Let ${\bf A}, {\bf B}, {\bf C}$ be $d \times d$ (symmetric) positive semidefinite matrices. Let $\mbox{Tr}$ denote the trace operator. Is the scalar field ${\bf A} \mapsto \mbox{Tr} \left( {\bf A} {\bf B} {\bf A}^\top {\bf C} \right)$ convex?
I guess it is convex, but could not prove it formally. Is there any idea or reference that I can take a look at?

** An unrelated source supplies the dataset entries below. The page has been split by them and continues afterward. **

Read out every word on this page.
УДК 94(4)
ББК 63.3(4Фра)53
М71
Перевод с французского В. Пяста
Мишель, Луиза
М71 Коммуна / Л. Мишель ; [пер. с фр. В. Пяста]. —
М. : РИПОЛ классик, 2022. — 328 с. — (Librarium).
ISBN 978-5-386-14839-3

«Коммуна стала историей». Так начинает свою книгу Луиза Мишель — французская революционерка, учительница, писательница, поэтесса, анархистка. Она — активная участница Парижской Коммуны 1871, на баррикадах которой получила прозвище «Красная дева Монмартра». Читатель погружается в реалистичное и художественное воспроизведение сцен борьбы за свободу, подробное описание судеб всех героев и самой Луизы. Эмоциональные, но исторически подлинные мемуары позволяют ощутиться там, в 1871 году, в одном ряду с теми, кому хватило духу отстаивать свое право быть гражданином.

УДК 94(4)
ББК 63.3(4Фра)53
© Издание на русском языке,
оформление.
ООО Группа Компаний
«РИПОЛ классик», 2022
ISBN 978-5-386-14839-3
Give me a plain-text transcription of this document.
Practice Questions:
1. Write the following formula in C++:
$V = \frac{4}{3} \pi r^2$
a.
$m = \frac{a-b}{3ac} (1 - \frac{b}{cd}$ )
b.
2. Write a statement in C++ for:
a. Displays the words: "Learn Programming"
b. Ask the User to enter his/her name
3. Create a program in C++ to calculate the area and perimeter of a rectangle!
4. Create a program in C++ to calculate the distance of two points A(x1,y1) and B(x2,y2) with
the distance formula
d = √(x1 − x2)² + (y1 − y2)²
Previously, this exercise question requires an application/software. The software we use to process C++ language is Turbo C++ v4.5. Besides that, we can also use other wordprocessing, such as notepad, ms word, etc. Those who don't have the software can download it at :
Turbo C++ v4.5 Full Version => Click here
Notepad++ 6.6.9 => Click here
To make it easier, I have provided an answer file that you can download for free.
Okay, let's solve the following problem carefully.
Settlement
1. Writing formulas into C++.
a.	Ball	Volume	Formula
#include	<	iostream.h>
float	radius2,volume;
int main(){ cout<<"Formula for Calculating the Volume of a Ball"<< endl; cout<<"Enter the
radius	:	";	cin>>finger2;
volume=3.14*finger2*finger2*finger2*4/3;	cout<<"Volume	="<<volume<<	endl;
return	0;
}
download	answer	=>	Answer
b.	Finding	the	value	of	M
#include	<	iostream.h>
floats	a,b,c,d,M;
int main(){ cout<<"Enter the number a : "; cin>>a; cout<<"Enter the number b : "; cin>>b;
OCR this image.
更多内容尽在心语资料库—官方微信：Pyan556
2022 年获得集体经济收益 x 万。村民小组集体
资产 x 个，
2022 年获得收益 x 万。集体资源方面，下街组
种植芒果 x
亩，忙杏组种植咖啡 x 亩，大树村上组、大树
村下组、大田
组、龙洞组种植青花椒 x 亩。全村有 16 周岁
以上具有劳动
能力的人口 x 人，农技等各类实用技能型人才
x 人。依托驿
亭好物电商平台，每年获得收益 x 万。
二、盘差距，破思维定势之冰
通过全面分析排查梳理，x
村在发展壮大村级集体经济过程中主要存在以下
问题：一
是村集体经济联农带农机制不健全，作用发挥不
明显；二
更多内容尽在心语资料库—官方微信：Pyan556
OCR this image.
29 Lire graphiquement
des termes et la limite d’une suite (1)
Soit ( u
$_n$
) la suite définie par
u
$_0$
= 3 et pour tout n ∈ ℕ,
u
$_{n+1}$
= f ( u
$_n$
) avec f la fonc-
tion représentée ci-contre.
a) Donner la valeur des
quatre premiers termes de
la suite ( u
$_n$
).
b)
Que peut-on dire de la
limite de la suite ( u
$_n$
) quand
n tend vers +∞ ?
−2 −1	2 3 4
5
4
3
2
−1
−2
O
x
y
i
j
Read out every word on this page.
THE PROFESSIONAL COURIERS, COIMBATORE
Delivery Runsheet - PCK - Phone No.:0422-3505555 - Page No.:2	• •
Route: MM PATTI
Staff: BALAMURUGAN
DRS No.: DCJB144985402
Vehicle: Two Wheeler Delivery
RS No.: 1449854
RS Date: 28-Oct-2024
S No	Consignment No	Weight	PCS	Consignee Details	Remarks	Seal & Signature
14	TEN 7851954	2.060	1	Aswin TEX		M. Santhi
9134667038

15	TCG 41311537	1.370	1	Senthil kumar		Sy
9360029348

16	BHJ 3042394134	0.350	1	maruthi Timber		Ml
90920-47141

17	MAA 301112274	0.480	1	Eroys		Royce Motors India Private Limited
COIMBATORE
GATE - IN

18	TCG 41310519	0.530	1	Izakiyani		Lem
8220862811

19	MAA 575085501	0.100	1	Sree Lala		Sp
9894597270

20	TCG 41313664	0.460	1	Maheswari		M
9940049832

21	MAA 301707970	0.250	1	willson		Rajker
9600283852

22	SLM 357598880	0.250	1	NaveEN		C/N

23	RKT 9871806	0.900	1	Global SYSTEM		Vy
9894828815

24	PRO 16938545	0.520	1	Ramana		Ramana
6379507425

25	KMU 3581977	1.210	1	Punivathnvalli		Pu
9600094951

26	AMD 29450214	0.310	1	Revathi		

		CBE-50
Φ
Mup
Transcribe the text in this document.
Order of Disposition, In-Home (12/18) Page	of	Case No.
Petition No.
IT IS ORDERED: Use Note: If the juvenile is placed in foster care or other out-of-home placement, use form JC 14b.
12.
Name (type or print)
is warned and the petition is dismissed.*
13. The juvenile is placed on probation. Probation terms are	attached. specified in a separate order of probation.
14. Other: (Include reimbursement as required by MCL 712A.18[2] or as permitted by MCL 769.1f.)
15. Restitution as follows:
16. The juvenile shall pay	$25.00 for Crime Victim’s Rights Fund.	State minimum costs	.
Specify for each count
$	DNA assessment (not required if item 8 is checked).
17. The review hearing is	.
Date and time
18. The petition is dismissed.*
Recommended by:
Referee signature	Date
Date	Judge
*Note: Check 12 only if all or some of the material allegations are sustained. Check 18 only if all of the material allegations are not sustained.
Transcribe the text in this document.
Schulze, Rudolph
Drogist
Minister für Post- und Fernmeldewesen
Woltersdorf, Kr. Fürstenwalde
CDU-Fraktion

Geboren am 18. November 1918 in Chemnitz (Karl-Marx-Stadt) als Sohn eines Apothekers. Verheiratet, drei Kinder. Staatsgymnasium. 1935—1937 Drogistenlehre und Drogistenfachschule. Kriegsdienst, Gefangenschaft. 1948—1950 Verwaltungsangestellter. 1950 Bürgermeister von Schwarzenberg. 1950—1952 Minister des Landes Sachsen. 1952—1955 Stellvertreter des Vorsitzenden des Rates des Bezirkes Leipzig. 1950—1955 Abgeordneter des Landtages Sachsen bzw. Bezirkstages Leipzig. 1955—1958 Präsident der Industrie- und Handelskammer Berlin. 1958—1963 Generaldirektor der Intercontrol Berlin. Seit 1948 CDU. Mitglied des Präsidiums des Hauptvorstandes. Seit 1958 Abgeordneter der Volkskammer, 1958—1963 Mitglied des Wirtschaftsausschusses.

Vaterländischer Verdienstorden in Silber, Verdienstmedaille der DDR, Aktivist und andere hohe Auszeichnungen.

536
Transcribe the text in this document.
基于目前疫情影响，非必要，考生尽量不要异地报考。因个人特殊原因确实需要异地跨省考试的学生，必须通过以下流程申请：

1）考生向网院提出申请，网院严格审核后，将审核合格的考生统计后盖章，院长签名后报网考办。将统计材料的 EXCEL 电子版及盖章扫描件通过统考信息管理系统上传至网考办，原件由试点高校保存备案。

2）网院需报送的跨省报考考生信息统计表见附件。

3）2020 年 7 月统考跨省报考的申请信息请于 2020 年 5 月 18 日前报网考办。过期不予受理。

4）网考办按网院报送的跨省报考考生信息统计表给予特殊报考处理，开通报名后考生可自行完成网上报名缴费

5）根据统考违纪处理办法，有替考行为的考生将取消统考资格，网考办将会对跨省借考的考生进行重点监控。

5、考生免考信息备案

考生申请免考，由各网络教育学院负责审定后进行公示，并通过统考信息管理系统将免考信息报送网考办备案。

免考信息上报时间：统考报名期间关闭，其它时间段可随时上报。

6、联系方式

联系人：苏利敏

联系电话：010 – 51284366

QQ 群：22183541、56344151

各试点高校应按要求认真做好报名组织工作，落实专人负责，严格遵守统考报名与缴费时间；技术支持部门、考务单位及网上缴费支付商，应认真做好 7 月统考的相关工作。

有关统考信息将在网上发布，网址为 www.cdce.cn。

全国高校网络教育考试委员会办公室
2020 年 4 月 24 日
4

Since $\boldsymbol{B}, \boldsymbol{A} \in \mathcal{S}_{+}^{n}$ then they can be written as:
$$ \boldsymbol{B} = \boldsymbol{L} \boldsymbol{L}^{T}, \; \boldsymbol{C} = \boldsymbol{R}^{T} \boldsymbol{R} $$
Then it becomes:
$$ \operatorname{Tr} \left( \boldsymbol{A} \boldsymbol{B} \boldsymbol{A}^{T} \boldsymbol{C} \right) = \operatorname{Tr} \left( \boldsymbol{A} \boldsymbol{L} \boldsymbol{L}^{T} \boldsymbol{A}^{T} \boldsymbol{R}^{T} \boldsymbol{R} \right) = \operatorname{Tr} \left( \boldsymbol{R} \boldsymbol{A} \boldsymbol{L} \boldsymbol{L}^{T} \boldsymbol{A}^{T} \boldsymbol{R}^{T} \right) = \operatorname{Tr} \left( \boldsymbol{R} \boldsymbol{A} \boldsymbol{L} \left( \boldsymbol{R} \boldsymbol{A} \boldsymbol{L} \right)^{T} \right) = {\left\| \boldsymbol{R} \boldsymbol{A} \boldsymbol{L} \right\|}_{F}^{2} $$
Now, $\boldsymbol{R} \boldsymbol{A} \boldsymbol{L}$ is a linear function of $\boldsymbol{A}$ hence the squared Frobenious norm is a convex function of $\boldsymbol{A}$.